J'ai reçu ta lettre, mon vieux Bouli. J'étais inquiète, toujours à propos de pommes cuites! et j'avait écrit hier soir à Lambert de me donner de tes nouvelles.
Je suis contente que tu ailles bien. Je vois bien aussi. Il a fait aujourd'hui un temps charmant.
J'ai été avant-hier au spectacle de la Châtre entendre des chanteurs montagnards fort intéressants.
Je travaille avec zèle à une petite comédie qui m'intéresse. C'est pour le Gymnase.—Je cultive toujours les nymphes de Trianon; mais leurs eaux sont pourries. Ainsi finissent les nymphes en ce siècle de prose! Je ne me dégoûte pourtant pas de Trianon, parce que les mousses et le lierre sont de tous les temps et sont toujours prêts à renaître. Nini a une brouette et s'en va bruquant dans tous les arbres. Elle est très gentille et demande pourquoi tu es à Paris quand elle est à Nohant.
Rien de nouveau, qu'une lettre de Titine que je t'envoie. Travaille, amuse-toi et aime-moi. Je te bige mille fois.
CCCLXIX
A JOSEPH MAZZINI A LONDRES
Nohant, 15 décembre 1853.
Je n'ai pas cessé de vous chérir et de vous respecter, mon ami. Voilà tout ce que je peux vous dire; la certitude que toutes les lettres sont ouvertes et commentées doit nécessairement gêner les épanchements de l'affection et les confidences de la famille.

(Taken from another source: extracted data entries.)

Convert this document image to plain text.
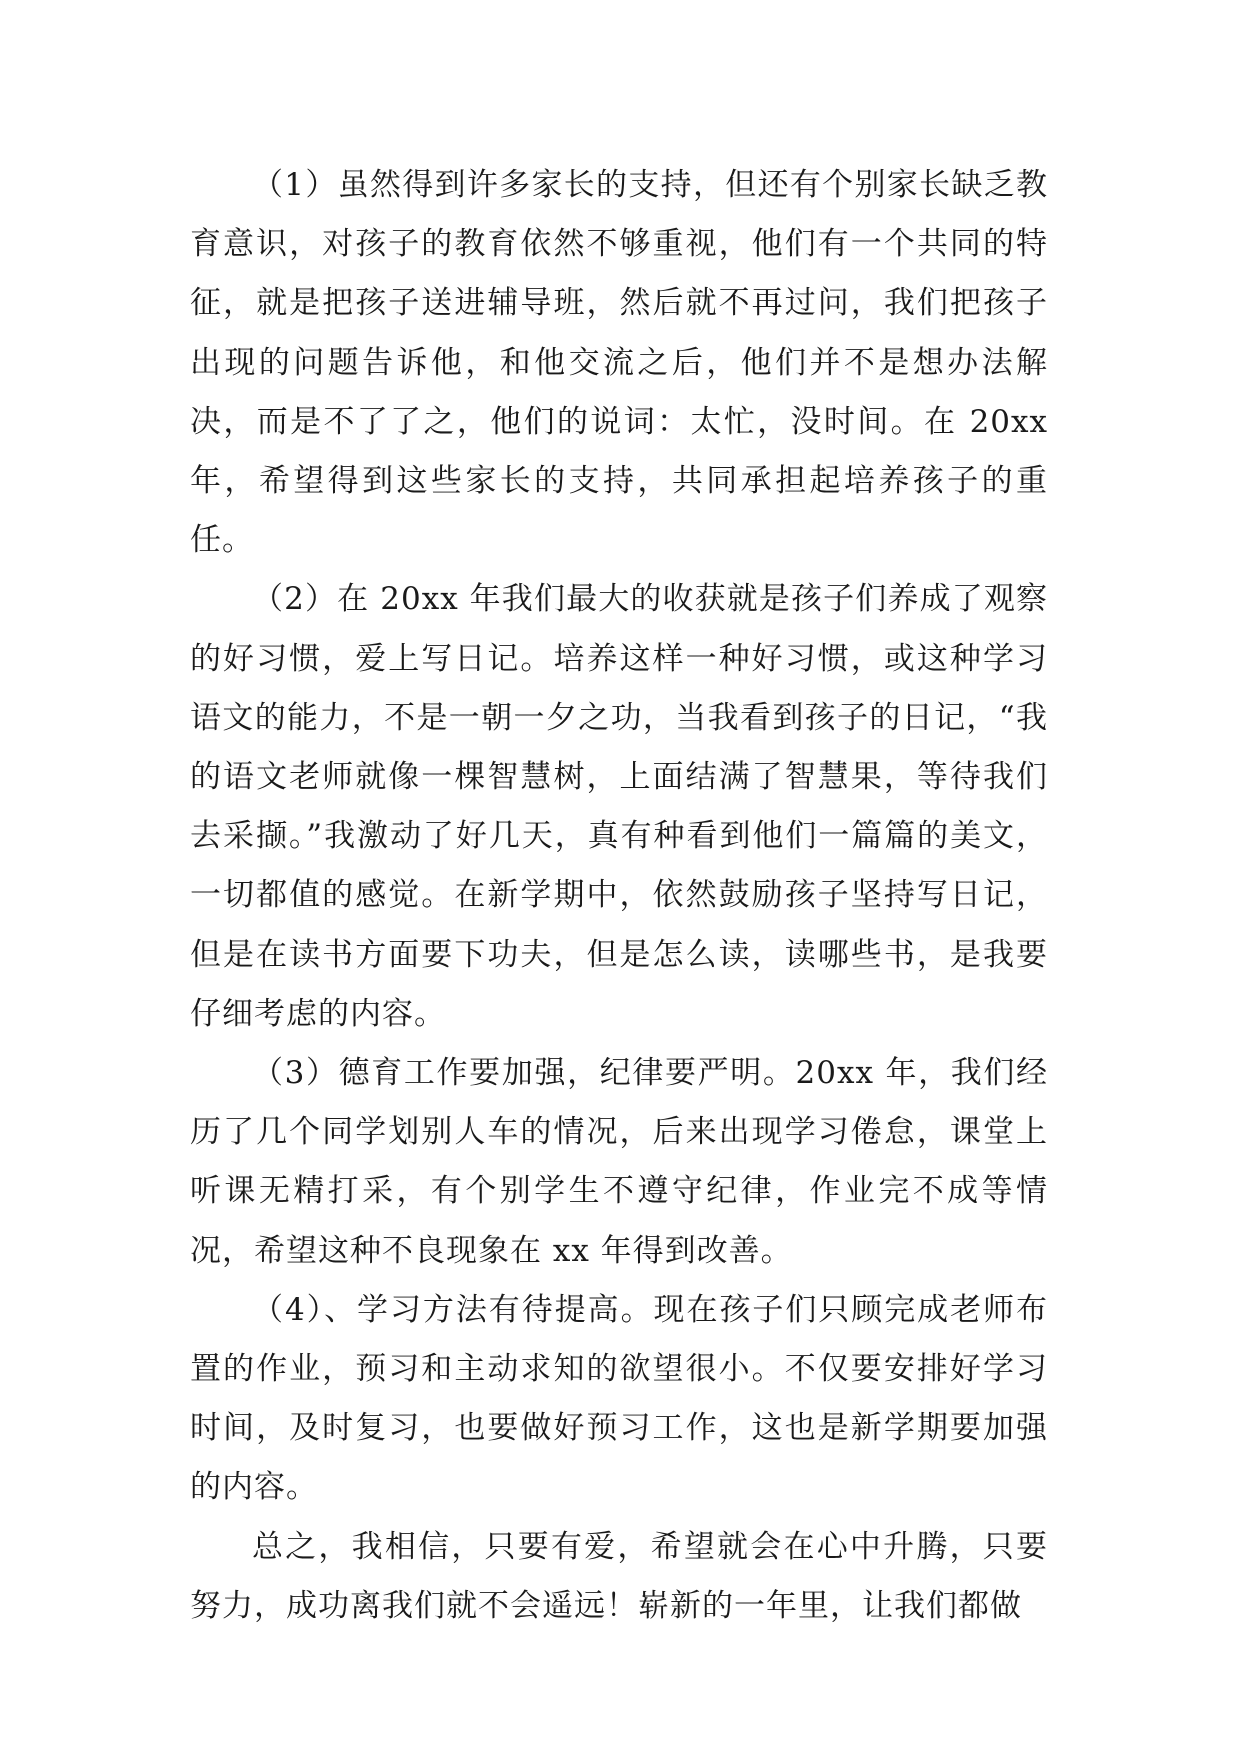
（1）虽然得到许多家长的支持，但还有个别家长缺乏教育意识，对孩子的教育依然不够重视，他们有一个共同的特征，就是把孩子送进辅导班，然后就不再过问，我们把孩子出现的问题告诉他，和他交流之后，他们并不是想办法解决，而是不了了之，他们的说词：太忙，没时间。在 20xx 年，希望得到这些家长的支持，共同承担起培养孩子的重任。

（2）在 20xx 年我们最大的收获就是孩子们养成了观察的好习惯，爱上写日记。培养这样一种好习惯，或这种学习语文的能力，不是一朝一夕之功，当我看到孩子的日记，“我的语文老师就像一棵智慧树，上面结满了智慧果，等待我们去采撷。”我激动了好几天，真有种看到他们一篇篇的美文，一切都值的感觉。在新学期中，依然鼓励孩子坚持写日记，但是在读书方面要下功夫，但是怎么读，读哪些书，是我要仔细考虑的内容。

（3）德育工作要加强，纪律要严明。20xx 年，我们经历了几个同学划别人车的情况，后来出现学习倦怠，课堂上听课无精打采，有个别学生不遵守纪律，作业完不成等情况，希望这种不良现象在 xx 年得到改善。

（4）、学习方法有待提高。现在孩子们只顾完成老师布置的作业，预习和主动求知的欲望很小。不仅要安排好学习时间，及时复习，也要做好预习工作，这也是新学期要加强的内容。

总之，我相信，只要有爱，希望就会在心中升腾，只要努力，成功离我们就不会遥远！崭新的一年里，让我们都做
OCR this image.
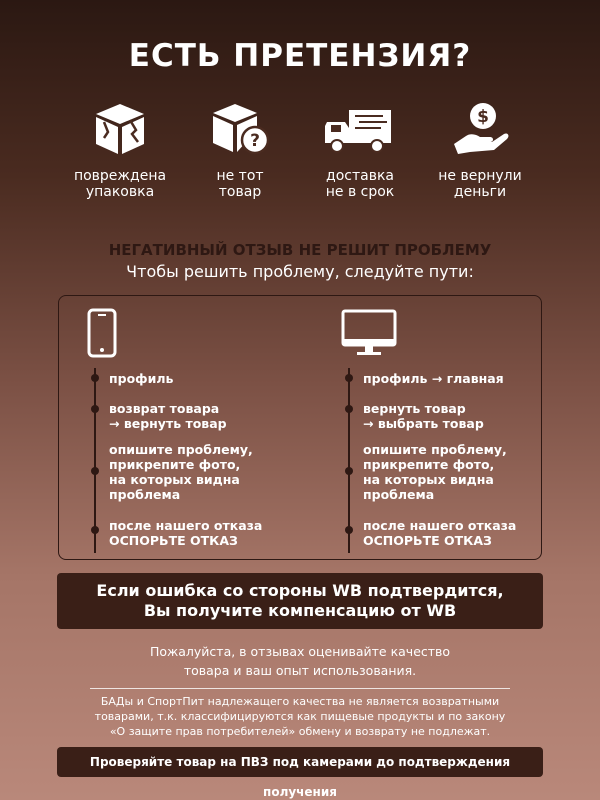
ЕСТЬ ПРЕТЕНЗИЯ?
повреждена
упаковка
?
не тот
товар
доставка
не в срок
$
не вернули
деньги
НЕГАТИВНЫЙ ОТЗЫВ НЕ РЕШИТ ПРОБЛЕМУ
Чтобы решить проблему, следуйте пути:
профиль
возврат товара
→ вернуть товар
опишите проблему,
прикрепите фото,
на которых видна
проблема
после нашего отказа
ОСПОРЬТЕ ОТКАЗ
профиль → главная
вернуть товар
→ выбрать товар
опишите проблему,
прикрепите фото,
на которых видна
проблема
после нашего отказа
ОСПОРЬТЕ ОТКАЗ
Если ошибка со стороны WB подтвердится,
Вы получите компенсацию от WB
Пожалуйста, в отзывах оценивайте качество
товара и ваш опыт использования.
БАДы и СпортПит надлежащего качества не является возвратными
товарами, т.к. классифицируются как пищевые продукты и по закону
«О защите прав потребителей» обмену и возврату не подлежат.
Проверяйте товар на ПВЗ под камерами до подтверждения получения
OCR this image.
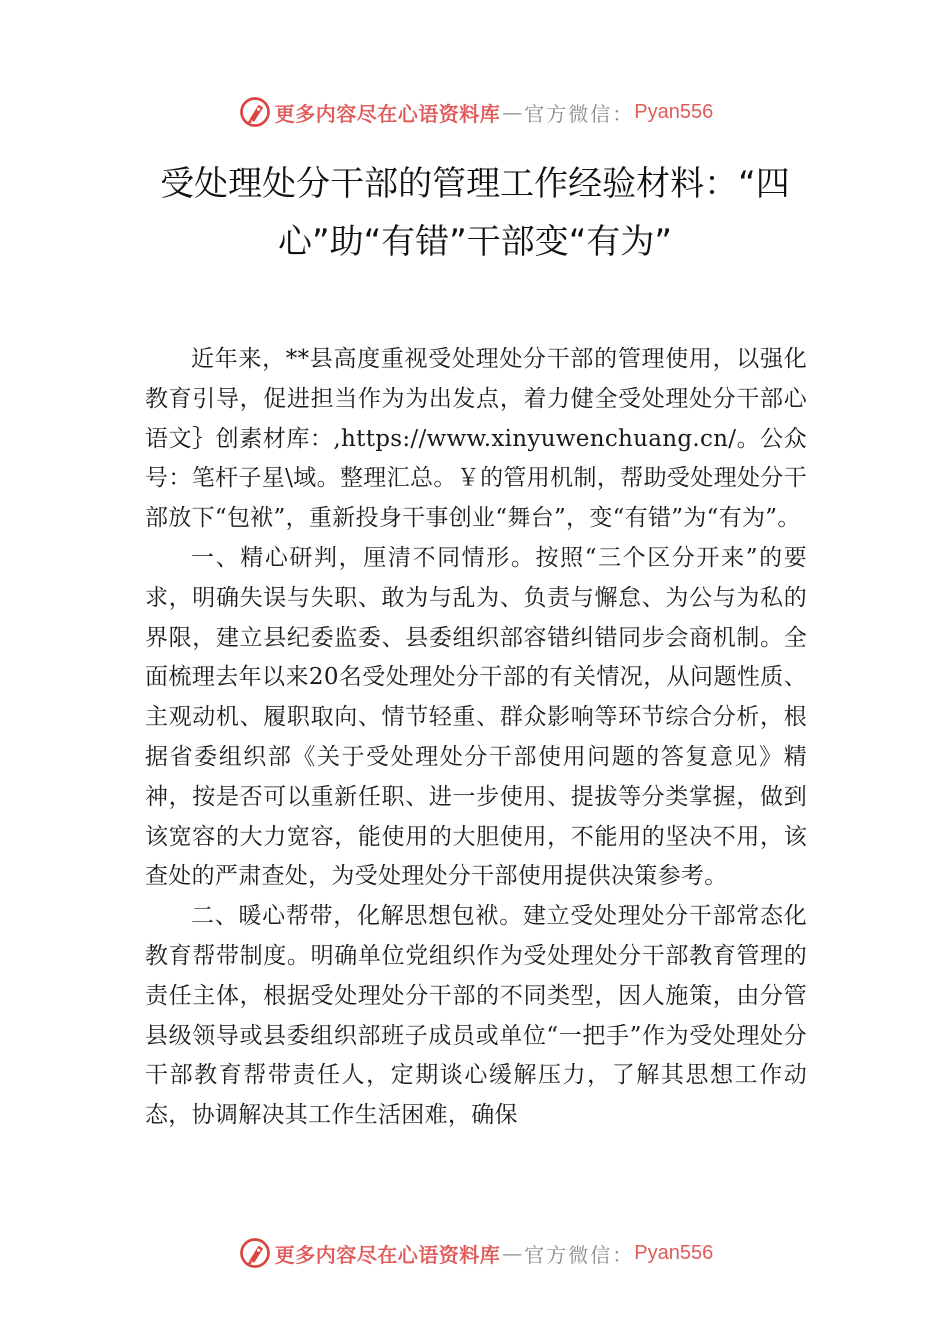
更多内容尽在心语资料库 — 官方微信： Pyan556
受处理处分干部的管理工作经验材料：“四心”助“有错”干部变“有为”

近年来，**县高度重视受处理处分干部的管理使用，以强化教育引导，促进担当作为为出发点，着力健全受处理处分干部心语文｝创素材库：,https://www.xinyuwenchuang.cn/。公众号：笔杆子星\域。整理汇总。￥的管用机制，帮助受处理处分干部放下“包袱”，重新投身干事创业“舞台”，变“有错”为“有为”。

一、精心研判，厘清不同情形。按照“三个区分开来”的要求，明确失误与失职、敢为与乱为、负责与懈怠、为公与为私的界限，建立县纪委监委、县委组织部容错纠错同步会商机制。全面梳理去年以来20名受处理处分干部的有关情况，从问题性质、主观动机、履职取向、情节轻重、群众影响等环节综合分析，根据省委组织部《关于受处理处分干部使用问题的答复意见》精神，按是否可以重新任职、进一步使用、提拔等分类掌握，做到该宽容的大力宽容，能使用的大胆使用，不能用的坚决不用，该查处的严肃查处，为受处理处分干部使用提供决策参考。

二、暖心帮带，化解思想包袱。建立受处理处分干部常态化教育帮带制度。明确单位党组织作为受处理处分干部教育管理的责任主体，根据受处理处分干部的不同类型，因人施策，由分管县级领导或县委组织部班子成员或单位“一把手”作为受处理处分干部教育帮带责任人，定期谈心缓解压力，了解其思想工作动态，协调解决其工作生活困难，确保

更多内容尽在心语资料库 — 官方微信： Pyan556
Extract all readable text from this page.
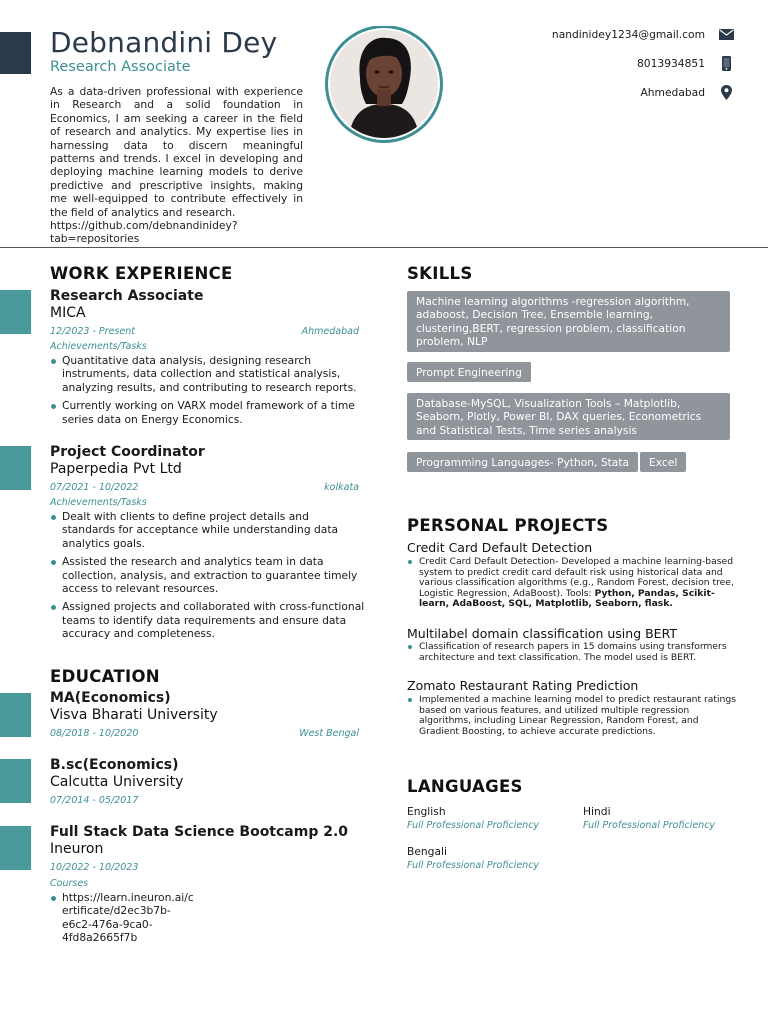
Debnandini Dey
Research Associate
As a data-driven professional with experience in Research and a solid foundation in Economics, I am seeking a career in the field of research and analytics. My expertise lies in harnessing data to discern meaningful patterns and trends. I excel in developing and deploying machine learning models to derive predictive and prescriptive insights, making me well-equipped to contribute effectively in the field of analytics and research.
https://github.com/debnandinidey?
tab=repositories
nandinidey1234@gmail.com
8013934851
Ahmedabad
WORK EXPERIENCE
Research Associate
MICA
12/2023 - Present	Ahmedabad
Achievements/Tasks
Quantitative data analysis, designing research instruments, data collection and statistical analysis, analyzing results, and contributing to research reports.
Currently working on VARX model framework of a time series data on Energy Economics.
Project Coordinator
Paperpedia Pvt Ltd
07/2021 - 10/2022	kolkata
Achievements/Tasks
Dealt with clients to define project details and standards for acceptance while understanding data analytics goals.
Assisted the research and analytics team in data collection, analysis, and extraction to guarantee timely access to relevant resources.
Assigned projects and collaborated with cross-functional teams to identify data requirements and ensure data accuracy and completeness.
EDUCATION
MA(Economics)
Visva Bharati University
08/2018 - 10/2020	West Bengal
B.sc(Economics)
Calcutta University
07/2014 - 05/2017
Full Stack Data Science Bootcamp 2.0
Ineuron
10/2022 - 10/2023
Courses
https://learn.ineuron.ai/c
ertificate/d2ec3b7b-
e6c2-476a-9ca0-
4fd8a2665f7b
SKILLS
Machine learning algorithms -regression algorithm, adaboost, Decision Tree, Ensemble learning, clustering,BERT, regression problem, classification problem, NLP
Prompt Engineering
Database-MySQL, Visualization Tools – Matplotlib, Seaborn, Plotly, Power BI, DAX queries, Econometrics and Statistical Tests, Time series analysis
Programming Languages- Python, Stata	Excel
PERSONAL PROJECTS
Credit Card Default Detection
Credit Card Default Detection- Developed a machine learning-based system to predict credit card default risk using historical data and various classification algorithms (e.g., Random Forest, decision tree, Logistic Regression, AdaBoost). Tools: Python, Pandas, Scikit-learn, AdaBoost, SQL, Matplotlib, Seaborn, flask.
Multilabel domain classification using BERT
Classification of research papers in 15 domains using transformers architecture and text classification. The model used is BERT.
Zomato Restaurant Rating Prediction
Implemented a machine learning model to predict restaurant ratings based on various features, and utilized multiple regression algorithms, including Linear Regression, Random Forest, and Gradient Boosting, to achieve accurate predictions.
LANGUAGES
English
Full Professional Proficiency
Hindi
Full Professional Proficiency
Bengali
Full Professional Proficiency
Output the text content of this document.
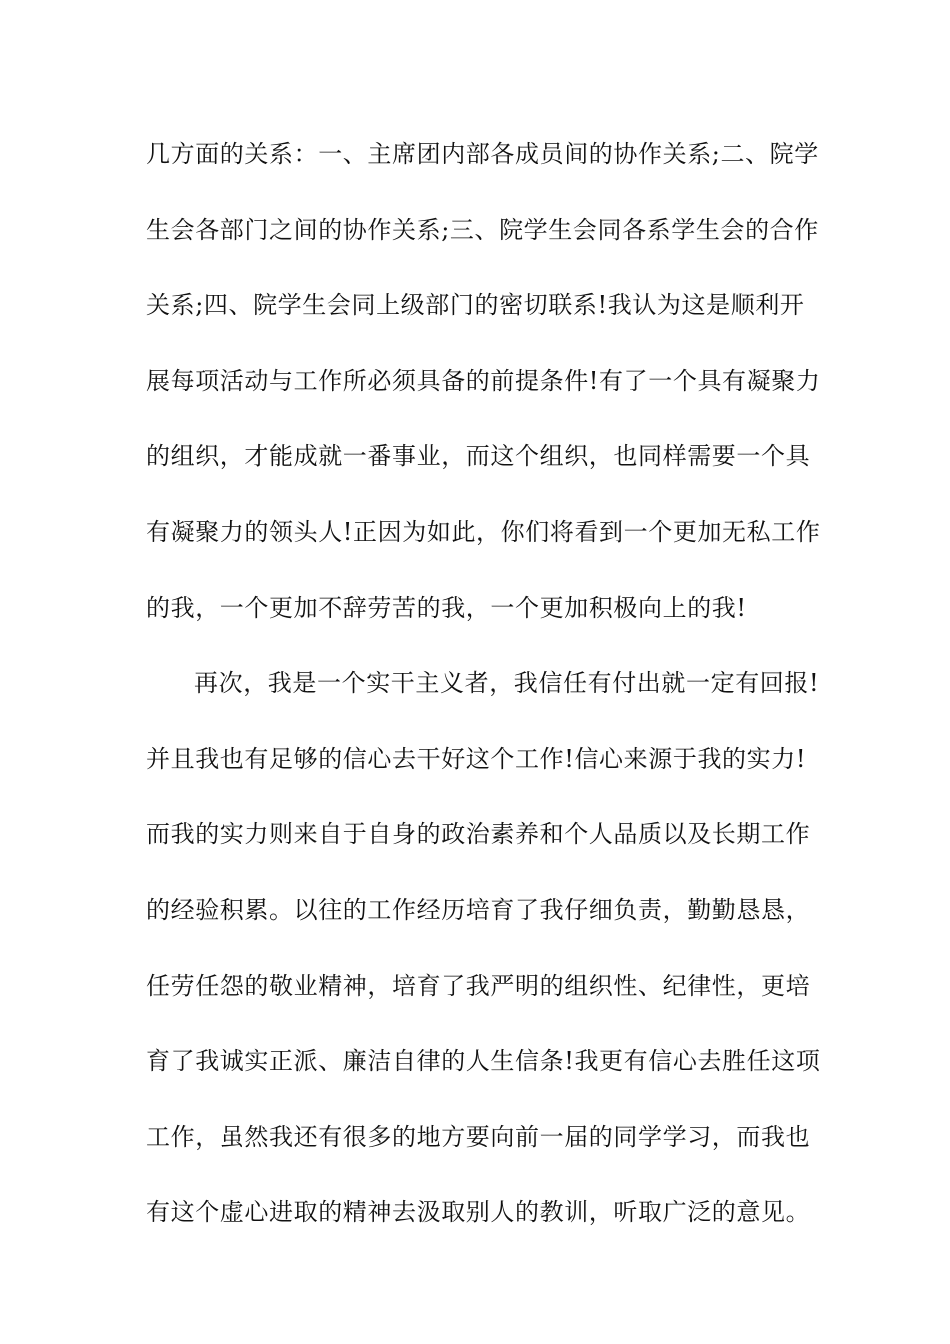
几方面的关系：一、主席团内部各成员间的协作关系;二、院学
生会各部门之间的协作关系;三、院学生会同各系学生会的合作
关系;四、院学生会同上级部门的密切联系!我认为这是顺利开
展每项活动与工作所必须具备的前提条件!有了一个具有凝聚力
的组织，才能成就一番事业，而这个组织，也同样需要一个具
有凝聚力的领头人!正因为如此，你们将看到一个更加无私工作
的我，一个更加不辞劳苦的我，一个更加积极向上的我!
再次，我是一个实干主义者，我信任有付出就一定有回报!
并且我也有足够的信心去干好这个工作!信心来源于我的实力!
而我的实力则来自于自身的政治素养和个人品质以及长期工作
的经验积累。以往的工作经历培育了我仔细负责，勤勤恳恳，
任劳任怨的敬业精神，培育了我严明的组织性、纪律性，更培
育了我诚实正派、廉洁自律的人生信条!我更有信心去胜任这项
工作，虽然我还有很多的地方要向前一届的同学学习，而我也
有这个虚心进取的精神去汲取别人的教训，听取广泛的意见。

Vous dites que je suis résignée, c'est possible; j'ai de grandes raisons pour l'être, des raisons aussi profondes, à mes yeux, aussi religieuses et aussi philosophiques que vous paraissent celles qui vous défendent la résignation. Pourquoi supposez-vous que ce soit lâcheté ou épuisement? Vous m'avez écrit à ce sujet des choses un peu dures. Je n'ai pas voulu y répondre. Les affections sérieuses sont pleines d'un grand respect, qui doit pouvoir être comparé au respect filial. On trouve parfois les parents injustes, on se tait plutôt que de les contredire, on attend qu'ils ouvrent les yeux.